Mesmo para quem entenda que na atualidade faz cada vez menos sentido a oposição entre comunidade e sociedade, opinamos que na CPLP perduram características da comunidade inspirada em Tonnies, designadamente na sua carga e natureza afetiva, como também o pensam José Filipe Pinto e André Corsino Tolentino.
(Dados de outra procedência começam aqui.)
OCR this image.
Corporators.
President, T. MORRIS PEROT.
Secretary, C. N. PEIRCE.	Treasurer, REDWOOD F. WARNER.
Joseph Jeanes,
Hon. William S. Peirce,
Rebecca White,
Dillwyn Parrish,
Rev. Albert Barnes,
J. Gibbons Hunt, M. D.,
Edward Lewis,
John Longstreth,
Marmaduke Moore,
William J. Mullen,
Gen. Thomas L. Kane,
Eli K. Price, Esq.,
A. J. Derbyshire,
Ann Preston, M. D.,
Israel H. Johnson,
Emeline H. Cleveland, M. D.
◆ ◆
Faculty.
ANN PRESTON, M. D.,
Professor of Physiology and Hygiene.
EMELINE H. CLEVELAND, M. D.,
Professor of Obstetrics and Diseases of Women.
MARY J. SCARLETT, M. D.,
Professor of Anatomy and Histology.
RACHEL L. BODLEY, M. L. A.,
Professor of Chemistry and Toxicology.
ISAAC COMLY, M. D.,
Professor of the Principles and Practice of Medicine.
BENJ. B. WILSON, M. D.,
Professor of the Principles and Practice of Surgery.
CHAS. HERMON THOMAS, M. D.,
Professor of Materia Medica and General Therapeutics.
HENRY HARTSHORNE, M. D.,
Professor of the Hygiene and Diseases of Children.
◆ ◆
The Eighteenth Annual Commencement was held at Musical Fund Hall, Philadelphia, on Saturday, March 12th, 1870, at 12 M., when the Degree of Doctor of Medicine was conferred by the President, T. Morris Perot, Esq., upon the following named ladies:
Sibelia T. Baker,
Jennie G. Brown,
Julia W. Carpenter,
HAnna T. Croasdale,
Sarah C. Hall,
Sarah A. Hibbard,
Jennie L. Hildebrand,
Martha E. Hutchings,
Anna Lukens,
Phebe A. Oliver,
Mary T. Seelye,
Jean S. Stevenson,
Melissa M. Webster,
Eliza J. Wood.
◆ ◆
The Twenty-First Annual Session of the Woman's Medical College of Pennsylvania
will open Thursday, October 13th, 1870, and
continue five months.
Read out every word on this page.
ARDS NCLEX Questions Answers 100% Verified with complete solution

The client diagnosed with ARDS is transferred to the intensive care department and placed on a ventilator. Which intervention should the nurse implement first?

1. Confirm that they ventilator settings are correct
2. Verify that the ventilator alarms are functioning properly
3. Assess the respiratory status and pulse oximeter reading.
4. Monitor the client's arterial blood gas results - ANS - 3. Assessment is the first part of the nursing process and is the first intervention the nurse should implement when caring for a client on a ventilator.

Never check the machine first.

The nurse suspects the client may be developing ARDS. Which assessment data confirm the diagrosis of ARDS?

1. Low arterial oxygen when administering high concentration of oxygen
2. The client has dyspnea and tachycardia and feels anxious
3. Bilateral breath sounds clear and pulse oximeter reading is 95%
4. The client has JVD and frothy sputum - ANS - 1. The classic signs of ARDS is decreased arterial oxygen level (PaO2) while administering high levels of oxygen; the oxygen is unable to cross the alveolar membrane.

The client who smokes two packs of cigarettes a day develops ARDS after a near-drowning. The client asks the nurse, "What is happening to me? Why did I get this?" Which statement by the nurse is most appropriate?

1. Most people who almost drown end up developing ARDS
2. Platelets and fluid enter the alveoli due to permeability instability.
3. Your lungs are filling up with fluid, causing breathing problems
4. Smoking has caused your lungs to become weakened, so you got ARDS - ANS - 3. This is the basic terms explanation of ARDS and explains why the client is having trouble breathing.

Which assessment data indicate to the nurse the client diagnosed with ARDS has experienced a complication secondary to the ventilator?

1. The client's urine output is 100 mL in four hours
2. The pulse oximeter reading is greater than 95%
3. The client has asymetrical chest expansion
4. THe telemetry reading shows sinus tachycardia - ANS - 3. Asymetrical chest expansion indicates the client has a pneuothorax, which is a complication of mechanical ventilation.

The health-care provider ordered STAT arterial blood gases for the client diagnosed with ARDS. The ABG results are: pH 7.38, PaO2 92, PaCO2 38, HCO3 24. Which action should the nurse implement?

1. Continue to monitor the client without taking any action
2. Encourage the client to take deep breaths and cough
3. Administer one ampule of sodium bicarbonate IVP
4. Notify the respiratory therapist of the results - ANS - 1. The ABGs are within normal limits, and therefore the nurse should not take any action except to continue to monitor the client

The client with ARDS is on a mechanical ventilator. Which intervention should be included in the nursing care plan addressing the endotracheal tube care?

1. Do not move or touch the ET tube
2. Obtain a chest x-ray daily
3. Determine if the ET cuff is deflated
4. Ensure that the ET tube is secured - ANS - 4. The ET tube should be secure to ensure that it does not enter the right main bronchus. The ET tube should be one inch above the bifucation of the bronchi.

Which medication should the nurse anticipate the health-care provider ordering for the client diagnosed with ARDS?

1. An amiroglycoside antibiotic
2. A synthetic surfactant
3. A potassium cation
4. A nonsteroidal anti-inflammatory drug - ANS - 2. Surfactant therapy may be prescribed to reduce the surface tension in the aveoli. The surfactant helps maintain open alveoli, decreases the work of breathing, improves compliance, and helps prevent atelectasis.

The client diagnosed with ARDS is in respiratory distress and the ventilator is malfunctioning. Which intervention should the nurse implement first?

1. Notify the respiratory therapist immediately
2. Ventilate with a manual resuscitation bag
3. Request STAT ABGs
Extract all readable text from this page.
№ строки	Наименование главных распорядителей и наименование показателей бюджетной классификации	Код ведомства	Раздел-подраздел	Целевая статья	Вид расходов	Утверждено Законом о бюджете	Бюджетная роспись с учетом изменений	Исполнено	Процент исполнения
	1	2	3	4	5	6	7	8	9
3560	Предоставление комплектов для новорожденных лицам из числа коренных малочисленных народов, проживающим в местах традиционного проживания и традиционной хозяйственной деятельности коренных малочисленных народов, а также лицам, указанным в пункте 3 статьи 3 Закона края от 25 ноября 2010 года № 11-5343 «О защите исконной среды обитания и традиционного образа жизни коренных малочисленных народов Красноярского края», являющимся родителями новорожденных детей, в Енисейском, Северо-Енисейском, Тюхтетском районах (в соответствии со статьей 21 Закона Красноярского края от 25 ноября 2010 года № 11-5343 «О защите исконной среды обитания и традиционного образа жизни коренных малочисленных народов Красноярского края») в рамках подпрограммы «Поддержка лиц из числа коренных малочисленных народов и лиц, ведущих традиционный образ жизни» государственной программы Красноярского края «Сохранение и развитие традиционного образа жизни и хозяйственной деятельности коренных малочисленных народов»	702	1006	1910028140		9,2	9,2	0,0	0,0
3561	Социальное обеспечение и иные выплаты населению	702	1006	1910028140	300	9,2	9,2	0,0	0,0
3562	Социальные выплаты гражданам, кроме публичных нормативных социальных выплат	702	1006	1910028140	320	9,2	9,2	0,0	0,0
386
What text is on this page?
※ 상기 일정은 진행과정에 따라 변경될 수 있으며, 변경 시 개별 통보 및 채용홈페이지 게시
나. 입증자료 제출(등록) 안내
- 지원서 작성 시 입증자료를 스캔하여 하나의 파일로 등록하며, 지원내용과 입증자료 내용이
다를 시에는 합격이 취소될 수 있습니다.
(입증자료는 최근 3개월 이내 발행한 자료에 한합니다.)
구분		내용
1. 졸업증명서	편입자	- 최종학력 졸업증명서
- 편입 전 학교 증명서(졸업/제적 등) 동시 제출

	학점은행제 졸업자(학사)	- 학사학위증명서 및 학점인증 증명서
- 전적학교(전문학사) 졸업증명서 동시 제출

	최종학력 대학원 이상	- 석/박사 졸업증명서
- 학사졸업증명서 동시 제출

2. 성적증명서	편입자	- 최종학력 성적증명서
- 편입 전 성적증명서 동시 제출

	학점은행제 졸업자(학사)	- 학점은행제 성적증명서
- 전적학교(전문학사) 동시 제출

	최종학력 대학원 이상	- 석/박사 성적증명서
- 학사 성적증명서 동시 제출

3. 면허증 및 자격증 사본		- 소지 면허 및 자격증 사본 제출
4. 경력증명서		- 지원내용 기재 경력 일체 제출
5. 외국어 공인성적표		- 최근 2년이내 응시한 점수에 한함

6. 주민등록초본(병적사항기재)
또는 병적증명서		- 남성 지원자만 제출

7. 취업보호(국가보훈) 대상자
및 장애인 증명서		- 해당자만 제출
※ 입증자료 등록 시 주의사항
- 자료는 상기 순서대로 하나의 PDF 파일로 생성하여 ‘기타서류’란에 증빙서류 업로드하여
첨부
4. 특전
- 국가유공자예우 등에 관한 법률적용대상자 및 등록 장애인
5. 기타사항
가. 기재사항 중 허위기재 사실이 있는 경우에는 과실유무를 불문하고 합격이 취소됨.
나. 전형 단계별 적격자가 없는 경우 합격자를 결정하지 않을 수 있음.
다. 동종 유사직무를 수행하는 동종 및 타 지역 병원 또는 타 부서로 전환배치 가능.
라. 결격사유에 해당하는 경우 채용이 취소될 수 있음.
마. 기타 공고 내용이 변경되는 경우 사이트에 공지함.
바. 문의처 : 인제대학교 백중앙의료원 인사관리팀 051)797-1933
Este último, exemplifica-o bem ao falar nesse “algo comum, que é uma espécie de capital social, que paira no ar e que a gente sente quando circula em qualquer dos nossos países ou em qualquer ambiente onde se fala a língua portuguesa, onde se veja um quadro de um dos nossos pintores ou se assista a um espetáculo em língua portuguesa ou em línguas parentes, esta reação instintiva que temos perante algo que nos pertence e ao qual pertencemos, isto é que é a alma da CPLP. Às vezes, é apenas emocional mas, na minha opinião, sintetiza e representa um capital precioso que foi passando através de gerações e que nos pertence a todos e ao futuro” (entrevista a Filipe Pinto, in “Do Império Colonial à Comunidade dos Países de Língua Portuguesa: Continuidades e Descontinuidades”, Coleção Biblioteca Diplomática, pp. 496, 497). 

 

A questão que agora se coloca é saber se a CPLP existe realmente como uma comunidade natural na aceção moderna de tal termo.   

 

Ainda existe um longo caminho a percorrer para se atingir tal objetivo, embora a lei, em geral, possa ajudar à consolidação de tais objetivos, particularmente, e desde logo, a lei constitucional, em especial a nível dos direitos de participação política dos indivíduos que pertencem a esta Comunidade, para o que será necessária uma harmonização das Constituições dos vários Estados, tarefa facilitada pela existência de uma linguagem jurídica comum a todos eles, o chamado jus commune no domínio do direito constitucional. 

 

Apesar da CPLP ser uma comunidade recente, ela terá de crescer como todas as coisas que são naturais, e que não são convencionadas ou feitas estritamente pelo homem num sentido acabado, sendo uma realidade ainda incompleta, em maturação.

 

Como consegui-lo em concreto, para além das declarações de princípios, sejam de natureza geral comum ou constitucional?   

 

Um exemplo foi dado pela Conferência dos Chefes de Estado e de Governo da CPLP, o órgão máximo desta organização, realizada em 1998, na Cidade da Praia, em Cabo Verde, onde os Sete Estados Membros Fundadores declararam que iriam estudar a possibilidade de estabelecer um Estatuto da Cidadania Lusófona, o qual poderia incluir direitos de igual participação política de todos os cidadãos dos Estados membros dentro da comunidade e medidas tendentes a facilitar a circulação de pessoas.

 

Poderia, à data, a ideia parecer um sonho impossível, mas foi assim que o sonho começou a ser uma pequena parte da realidade, o qual já se concretizou, até agora, na aprovação unilateral pela Assembleia Nacional da República de Cabo Verde do Estatuto do Cidadão Lusófono, tido, por muitos, como o ponto de referência futura para os demais países lusófonos, com as adaptações decorrentes das suas especificidades e compromissos internacionais, sem que isso, per si, impeça a aprovação de uma Convenção sobre o Estatuto do Cidadania Lusófona entre todos os membros da CPLP.